I’m supposed to like church.

I’m a “pastor” of sorts, and a “pastor’s wife”.

I grew up “going to church” every Sunday. No. Matter. What.

I’ve been a Christian since I was 14.

I’m supposed to “do” church. I’m supposed to like church. And I do.

Most of the time.

But there are days…

Days when I’m tired, or I don’t particularly connect with the person preaching, or we’re in a series on Revelation, or it’s a rare Minnesota summer day and “I want to worship God in nature dontcha know?”


After all, what constitutes “legal” church? Your small group around the dinner table? Time in the woods reading your Bible? The 5 year olds Sunday School class you teach? Or is it only worship in the Big Church on Sunday?

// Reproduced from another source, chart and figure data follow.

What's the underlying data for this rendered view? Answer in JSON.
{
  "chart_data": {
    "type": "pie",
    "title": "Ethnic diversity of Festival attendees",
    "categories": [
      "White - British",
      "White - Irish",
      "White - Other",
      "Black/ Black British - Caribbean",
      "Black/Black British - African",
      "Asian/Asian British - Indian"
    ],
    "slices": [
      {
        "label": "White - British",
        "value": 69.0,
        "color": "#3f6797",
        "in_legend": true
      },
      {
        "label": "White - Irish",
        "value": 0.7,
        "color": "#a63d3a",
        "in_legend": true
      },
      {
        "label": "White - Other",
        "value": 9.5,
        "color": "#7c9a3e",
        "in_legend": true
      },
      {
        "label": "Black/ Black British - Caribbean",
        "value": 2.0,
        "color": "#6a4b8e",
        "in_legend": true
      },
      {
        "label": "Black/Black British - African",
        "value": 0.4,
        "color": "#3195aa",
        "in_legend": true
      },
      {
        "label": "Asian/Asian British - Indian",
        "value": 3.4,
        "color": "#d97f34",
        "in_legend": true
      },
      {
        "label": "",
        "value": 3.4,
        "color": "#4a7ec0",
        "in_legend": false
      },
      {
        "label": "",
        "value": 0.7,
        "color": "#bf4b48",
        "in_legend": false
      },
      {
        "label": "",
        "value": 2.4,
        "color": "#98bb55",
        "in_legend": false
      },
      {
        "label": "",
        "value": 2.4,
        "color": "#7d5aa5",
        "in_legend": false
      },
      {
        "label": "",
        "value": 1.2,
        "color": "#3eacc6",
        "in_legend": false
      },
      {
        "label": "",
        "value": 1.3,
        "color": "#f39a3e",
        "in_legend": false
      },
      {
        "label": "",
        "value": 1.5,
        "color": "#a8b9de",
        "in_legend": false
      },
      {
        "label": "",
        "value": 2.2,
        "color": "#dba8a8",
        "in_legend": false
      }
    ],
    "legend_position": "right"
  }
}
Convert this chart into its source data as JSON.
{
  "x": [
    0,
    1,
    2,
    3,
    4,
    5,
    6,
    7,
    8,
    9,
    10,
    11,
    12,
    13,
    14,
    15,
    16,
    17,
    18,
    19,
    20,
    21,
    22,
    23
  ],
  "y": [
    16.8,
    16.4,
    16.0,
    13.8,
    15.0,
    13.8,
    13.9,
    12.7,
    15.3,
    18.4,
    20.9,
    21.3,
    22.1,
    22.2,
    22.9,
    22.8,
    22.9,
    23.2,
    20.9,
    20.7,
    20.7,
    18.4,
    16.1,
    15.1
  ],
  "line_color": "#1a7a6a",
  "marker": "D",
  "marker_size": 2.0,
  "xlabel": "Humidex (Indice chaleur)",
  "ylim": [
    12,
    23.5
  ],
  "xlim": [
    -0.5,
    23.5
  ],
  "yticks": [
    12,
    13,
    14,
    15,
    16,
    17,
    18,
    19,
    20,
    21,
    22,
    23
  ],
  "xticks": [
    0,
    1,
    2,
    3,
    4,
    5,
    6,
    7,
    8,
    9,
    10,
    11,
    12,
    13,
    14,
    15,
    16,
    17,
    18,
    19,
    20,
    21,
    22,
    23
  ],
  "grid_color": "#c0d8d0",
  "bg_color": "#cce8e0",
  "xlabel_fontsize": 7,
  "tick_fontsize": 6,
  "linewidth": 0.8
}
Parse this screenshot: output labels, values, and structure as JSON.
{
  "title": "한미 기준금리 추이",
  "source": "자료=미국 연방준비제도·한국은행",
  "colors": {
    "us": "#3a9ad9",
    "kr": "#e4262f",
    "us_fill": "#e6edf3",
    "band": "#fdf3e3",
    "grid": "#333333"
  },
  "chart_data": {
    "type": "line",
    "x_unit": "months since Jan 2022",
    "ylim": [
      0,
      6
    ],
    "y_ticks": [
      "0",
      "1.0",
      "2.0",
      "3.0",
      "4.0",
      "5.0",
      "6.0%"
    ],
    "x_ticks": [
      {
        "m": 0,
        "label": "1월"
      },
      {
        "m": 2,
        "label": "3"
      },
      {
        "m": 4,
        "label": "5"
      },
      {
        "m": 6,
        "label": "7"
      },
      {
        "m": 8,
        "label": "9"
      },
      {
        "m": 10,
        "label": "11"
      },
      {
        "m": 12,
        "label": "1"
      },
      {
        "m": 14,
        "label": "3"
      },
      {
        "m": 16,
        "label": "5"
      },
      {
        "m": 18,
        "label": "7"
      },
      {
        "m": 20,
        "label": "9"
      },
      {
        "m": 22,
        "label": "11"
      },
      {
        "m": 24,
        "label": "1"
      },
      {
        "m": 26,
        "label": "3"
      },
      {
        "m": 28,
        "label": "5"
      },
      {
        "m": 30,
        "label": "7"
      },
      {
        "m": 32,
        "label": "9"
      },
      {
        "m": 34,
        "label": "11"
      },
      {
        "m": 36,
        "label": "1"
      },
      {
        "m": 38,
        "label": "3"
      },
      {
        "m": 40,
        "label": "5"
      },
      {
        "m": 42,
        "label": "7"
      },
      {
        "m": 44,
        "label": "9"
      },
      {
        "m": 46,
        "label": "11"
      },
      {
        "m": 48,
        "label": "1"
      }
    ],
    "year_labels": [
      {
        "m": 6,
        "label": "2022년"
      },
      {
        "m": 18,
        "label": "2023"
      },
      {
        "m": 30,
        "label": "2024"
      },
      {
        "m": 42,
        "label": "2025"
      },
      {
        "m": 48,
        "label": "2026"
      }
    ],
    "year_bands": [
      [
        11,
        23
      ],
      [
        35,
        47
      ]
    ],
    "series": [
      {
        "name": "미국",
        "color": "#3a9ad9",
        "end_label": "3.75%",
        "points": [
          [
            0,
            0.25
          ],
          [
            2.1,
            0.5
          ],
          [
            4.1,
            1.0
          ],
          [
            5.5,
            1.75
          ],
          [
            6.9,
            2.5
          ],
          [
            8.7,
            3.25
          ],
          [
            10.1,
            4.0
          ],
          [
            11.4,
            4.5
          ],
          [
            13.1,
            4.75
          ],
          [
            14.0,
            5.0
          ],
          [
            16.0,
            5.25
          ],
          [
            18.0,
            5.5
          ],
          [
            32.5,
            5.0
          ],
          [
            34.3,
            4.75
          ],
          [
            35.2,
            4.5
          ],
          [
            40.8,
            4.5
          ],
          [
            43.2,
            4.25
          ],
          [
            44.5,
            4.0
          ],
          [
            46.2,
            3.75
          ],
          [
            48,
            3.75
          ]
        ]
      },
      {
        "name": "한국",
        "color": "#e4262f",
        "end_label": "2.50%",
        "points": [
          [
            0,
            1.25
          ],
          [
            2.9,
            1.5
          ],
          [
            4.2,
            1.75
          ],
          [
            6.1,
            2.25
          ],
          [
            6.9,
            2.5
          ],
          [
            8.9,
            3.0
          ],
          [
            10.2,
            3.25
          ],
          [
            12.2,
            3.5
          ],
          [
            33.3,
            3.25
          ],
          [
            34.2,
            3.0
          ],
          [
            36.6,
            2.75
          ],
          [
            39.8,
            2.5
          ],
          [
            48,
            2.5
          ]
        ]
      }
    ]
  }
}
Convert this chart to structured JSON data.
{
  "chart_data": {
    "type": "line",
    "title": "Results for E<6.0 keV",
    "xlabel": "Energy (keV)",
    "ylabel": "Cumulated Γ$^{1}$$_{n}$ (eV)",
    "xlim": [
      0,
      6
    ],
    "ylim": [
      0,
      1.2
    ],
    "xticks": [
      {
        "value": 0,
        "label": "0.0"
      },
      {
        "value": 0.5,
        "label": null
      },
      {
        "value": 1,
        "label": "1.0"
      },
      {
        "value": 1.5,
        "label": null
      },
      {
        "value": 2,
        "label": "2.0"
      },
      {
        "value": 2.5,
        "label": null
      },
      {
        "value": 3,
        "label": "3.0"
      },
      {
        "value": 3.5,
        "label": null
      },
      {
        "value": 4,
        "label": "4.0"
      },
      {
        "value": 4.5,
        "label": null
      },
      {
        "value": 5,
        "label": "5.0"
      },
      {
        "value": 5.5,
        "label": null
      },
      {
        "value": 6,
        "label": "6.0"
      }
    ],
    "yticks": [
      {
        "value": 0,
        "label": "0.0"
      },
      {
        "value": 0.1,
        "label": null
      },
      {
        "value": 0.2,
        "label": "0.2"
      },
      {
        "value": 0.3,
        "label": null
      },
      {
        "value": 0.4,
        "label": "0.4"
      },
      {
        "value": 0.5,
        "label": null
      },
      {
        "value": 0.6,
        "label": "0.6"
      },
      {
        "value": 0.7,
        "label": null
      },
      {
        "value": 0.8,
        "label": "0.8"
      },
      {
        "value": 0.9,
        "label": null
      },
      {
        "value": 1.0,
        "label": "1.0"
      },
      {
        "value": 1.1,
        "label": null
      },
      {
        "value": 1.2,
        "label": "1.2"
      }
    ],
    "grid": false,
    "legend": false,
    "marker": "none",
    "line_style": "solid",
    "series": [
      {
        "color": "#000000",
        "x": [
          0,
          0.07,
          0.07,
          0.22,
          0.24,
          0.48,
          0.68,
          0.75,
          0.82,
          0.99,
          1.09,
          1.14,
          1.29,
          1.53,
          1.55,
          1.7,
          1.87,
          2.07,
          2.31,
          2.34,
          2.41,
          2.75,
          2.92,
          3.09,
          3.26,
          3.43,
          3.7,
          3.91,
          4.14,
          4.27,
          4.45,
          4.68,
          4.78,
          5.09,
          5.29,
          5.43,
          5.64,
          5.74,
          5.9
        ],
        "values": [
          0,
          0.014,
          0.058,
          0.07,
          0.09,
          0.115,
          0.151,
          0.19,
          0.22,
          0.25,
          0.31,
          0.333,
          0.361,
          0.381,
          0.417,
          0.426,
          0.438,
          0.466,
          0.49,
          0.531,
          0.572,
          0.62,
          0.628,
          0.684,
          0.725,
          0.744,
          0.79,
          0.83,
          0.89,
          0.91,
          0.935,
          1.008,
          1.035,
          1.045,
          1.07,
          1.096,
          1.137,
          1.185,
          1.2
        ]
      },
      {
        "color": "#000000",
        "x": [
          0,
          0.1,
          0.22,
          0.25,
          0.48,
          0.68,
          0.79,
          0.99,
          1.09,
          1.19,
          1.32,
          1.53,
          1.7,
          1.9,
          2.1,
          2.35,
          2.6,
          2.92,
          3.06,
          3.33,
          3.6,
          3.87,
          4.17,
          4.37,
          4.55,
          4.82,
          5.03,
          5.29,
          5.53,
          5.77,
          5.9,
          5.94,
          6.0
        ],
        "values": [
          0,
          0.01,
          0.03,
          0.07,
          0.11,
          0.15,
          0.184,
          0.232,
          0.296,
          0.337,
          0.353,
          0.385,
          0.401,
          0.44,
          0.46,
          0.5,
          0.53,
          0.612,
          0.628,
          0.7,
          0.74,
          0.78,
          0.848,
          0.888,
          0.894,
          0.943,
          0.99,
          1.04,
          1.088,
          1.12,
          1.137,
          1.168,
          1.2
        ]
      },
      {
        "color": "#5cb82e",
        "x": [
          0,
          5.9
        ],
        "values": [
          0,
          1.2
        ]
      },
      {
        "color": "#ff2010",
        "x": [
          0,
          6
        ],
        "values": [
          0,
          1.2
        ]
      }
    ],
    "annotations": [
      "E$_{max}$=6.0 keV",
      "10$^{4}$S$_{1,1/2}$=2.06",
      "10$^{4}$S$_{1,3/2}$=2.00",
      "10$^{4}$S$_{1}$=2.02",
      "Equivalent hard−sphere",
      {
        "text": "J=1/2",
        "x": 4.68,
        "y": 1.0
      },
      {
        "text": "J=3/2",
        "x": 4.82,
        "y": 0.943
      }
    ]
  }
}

If our whole heart belonged to Jesus, what would He desire? He’s not keen on rationalizing or self-centered consumerism, but He also has harsh words for the judgy pharisees.


Here’s one thing I know for sure. If participating in worship of some kind is optional, if it’s up for discussion each Sunday, it won’t happen more often than not. There will always be something tempting vying for our attention.

If you are someone who goes to church regularly, and I asked you “Why?” what would you say?

The question “Why go to church?” seems to surface a lot in these days of podcasts with world-class preachers and small groups full of people we like and absent of theology or politics we don’t.

You might just quote Hebrews 10:24-26 Let us consider how we may spur one another on toward love and good deeds,25 not giving up meeting together, as some are in the habit of doing, but encouraging one another—and all the more as you see the Day approaching.

But when I was thinking about this recently, what came to mind was Joshua and Jericho and the walls.

We spend six days a week looking at walls –  walls of problems and people and pitfalls.

And they can seem overwhelming. Insurmountable even.

Church is not a place, but when we gather together as the Church I think we’re reminded that we’re not alone in our wall-facing.

In worship:

  • Together we can give each other a leg up to see over the wall. Maybe even climb on someone’s shoulders as we hear the faith stories of others, both in Scripture and in our community.
  • The Holy Spirit can give us bionic glasses to see through the wall. We see a different perspective, a godly perspective maybe, that we haven’t considered.
  • Gathering in worship reminds us that we have a powerful God who can make the walls come tumbling down.

IMG_3530These are all benefits to us.

But more than anything, we gather to worship because God is worthy.

When we replace worship with podcasts or even small groups, the element that is missing is the physical discipline of going to a place at a time that may be inconvenient or uncomfortable and bowing before our creator and saying “This is not about me. You alone are worthy of praise.”

That said, make sure you’re part of the right church for you. Maybe ask: Am I experiencing the wall tumbling listed above even occasionally?  Is it a community where transformative relationships are possible? Is there the opportunity to serve within my gift mix?

If you are someone who goes to church, and I asked you “Why?” what would you say?